Figure 4.

Intercellular Ca²⁺ fluxes induced by 4T1 ENVs are cell surface nucleolin dependent. (A) RAW264.7 cells incubated with 5 µM Fluo-4-AM treated with 4T1 ENVs or 67NR ENVs for 0 h, 24 h, and 72 h; the intracellular Ca²⁺ variations were visualized by Fluo-4-AM, an advanced fluorescent Ca²⁺ indicator using flow cytometry. (B) Quantification of results in A. 4T1 ENVs vs PBS, *p < 0.05. (C) Confocal microscopy showing variations of a typical fluorescence of intracellular Ca²⁺ imaging from RAW264.7 cells with fluorescent calcium indicator. (D) RAW264.7 cells were transfected with nucleolin siRNAs, control siRNAs, or incubated under the same conditions in the presence of transfection reagent for 48 h before treatment with 10 μM oligonucleotides.

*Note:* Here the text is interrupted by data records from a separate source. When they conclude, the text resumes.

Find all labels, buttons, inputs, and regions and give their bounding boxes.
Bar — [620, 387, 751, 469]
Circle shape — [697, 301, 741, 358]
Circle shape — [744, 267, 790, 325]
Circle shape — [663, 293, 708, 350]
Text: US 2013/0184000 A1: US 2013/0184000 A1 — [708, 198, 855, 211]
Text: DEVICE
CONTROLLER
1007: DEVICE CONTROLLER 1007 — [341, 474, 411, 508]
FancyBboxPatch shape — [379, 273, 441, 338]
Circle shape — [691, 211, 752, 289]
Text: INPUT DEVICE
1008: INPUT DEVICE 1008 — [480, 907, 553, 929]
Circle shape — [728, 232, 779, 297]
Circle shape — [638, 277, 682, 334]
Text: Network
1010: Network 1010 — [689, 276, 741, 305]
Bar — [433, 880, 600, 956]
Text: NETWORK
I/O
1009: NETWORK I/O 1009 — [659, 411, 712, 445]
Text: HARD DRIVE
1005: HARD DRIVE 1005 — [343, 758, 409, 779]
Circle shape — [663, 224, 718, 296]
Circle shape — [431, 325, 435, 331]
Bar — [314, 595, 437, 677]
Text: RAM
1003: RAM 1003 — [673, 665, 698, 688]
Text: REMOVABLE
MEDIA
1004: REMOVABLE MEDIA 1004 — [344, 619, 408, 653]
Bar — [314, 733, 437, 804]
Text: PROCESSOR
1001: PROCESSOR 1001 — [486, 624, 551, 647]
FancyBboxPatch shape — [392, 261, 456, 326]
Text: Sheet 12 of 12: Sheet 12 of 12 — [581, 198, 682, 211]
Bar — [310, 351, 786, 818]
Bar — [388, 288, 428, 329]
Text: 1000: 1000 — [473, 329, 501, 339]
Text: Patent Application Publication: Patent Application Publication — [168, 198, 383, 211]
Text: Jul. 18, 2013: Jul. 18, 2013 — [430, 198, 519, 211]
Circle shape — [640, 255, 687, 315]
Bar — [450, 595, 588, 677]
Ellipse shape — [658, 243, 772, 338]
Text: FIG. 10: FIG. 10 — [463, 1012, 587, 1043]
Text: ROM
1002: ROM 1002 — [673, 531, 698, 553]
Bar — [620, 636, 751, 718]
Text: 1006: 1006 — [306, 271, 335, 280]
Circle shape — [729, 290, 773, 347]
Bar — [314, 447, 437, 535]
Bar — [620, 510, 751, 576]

Then cell surface nucleolin was identified with biotinylation and Western blotting after 24 h treatment. EGFR was used as the loading control for isolated cell surface proteins (lower panels). The intensity of the cell surface nucleolin band in each sample was normalized to the corresponding EGFR band (bottom). (E) Cells were separated from the same experiment described above for analysis of intercellular Ca²⁺ with Fluo-4-AM by FACS. (F) TLC analysis of the lipid extracts from exosomes of 4T1 and 67NR cells. (G) RAW264.7 cells treated with lysophosphatidic acid (Lyso-PA) and vehicle as control. Analysis of nucleolin using Western blotting (top). Quantification of intensity (bottom). *P < 0.05 and **P < 0.01 (two-tailed t-test). Data are representative of three independent experiments (error bars, s.e.m.).